ThePerfectHacker · #9 $Old$ July 20th, 2006, 07:27 PM

Quote:

Originally Posted by Quick

Thanx

is there an equation to solve for theta? it seems to me like no mathematician (especially you) would be willing to do trial and error until they found the answer.

It seems to me that many people do not accept trial and error as a solution, why? You guess a solution and then you know it is true, proved. Yes, you cannot solve it in finite number of steps. Which is why solutions to equations are used. But the basic angles are 0, 30, 45, 60, 90 and larger and all other can be build from their sum and diffrences, halves and thirds.

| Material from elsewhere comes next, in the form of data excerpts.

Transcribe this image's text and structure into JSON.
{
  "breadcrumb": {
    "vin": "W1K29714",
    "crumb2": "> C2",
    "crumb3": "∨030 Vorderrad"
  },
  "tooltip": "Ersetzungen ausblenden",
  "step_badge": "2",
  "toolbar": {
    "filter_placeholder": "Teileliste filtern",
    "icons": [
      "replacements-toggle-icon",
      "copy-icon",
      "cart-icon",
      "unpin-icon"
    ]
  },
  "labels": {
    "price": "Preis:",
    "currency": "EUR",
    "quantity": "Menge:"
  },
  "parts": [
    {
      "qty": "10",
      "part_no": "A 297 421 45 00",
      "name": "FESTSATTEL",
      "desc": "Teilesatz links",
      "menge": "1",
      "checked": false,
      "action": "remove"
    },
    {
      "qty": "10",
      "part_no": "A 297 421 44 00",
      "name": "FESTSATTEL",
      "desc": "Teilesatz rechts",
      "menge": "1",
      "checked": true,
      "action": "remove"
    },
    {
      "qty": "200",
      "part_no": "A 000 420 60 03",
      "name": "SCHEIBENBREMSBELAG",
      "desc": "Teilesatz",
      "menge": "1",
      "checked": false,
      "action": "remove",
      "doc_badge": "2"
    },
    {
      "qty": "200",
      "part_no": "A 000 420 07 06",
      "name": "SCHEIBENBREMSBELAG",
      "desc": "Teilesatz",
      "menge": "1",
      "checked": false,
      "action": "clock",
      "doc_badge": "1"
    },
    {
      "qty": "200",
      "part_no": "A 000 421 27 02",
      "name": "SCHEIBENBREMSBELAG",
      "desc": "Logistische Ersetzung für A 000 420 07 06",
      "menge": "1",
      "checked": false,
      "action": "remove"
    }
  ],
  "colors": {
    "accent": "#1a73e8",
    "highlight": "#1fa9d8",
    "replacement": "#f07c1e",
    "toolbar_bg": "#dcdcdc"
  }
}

This is one of those angles you need to have memorized.

You can use a calculator feature called "arc-tangent" basically it is opposite of tangent like square root is opposite of squaring. But then you gonna ask another question how can do it without calculator? There really is no way to do it, (in fact most math problems are like that). You can, however, approximate solutions as close as you want (as I am writing this I came up with a way I might show it to you).

What I said before, "In fact most math problems are like that". Let me explain, mathematicians are not mostly concerned about finding what satisfies a certain equation rather they are mostly concerned about prooving that a solution exists. For example, the fundamental theorem of algebra guarenntes the existence of a solution for any non-constant polynomial yet it does not provide a way to find it (in fact it is impossible to have such a method!) Yet, it never bothered mathematicians all they needed to know that such a solution exists.

Knowing you you will probably ask much about what I just wrote, but it is okay. I would love to have you as a student.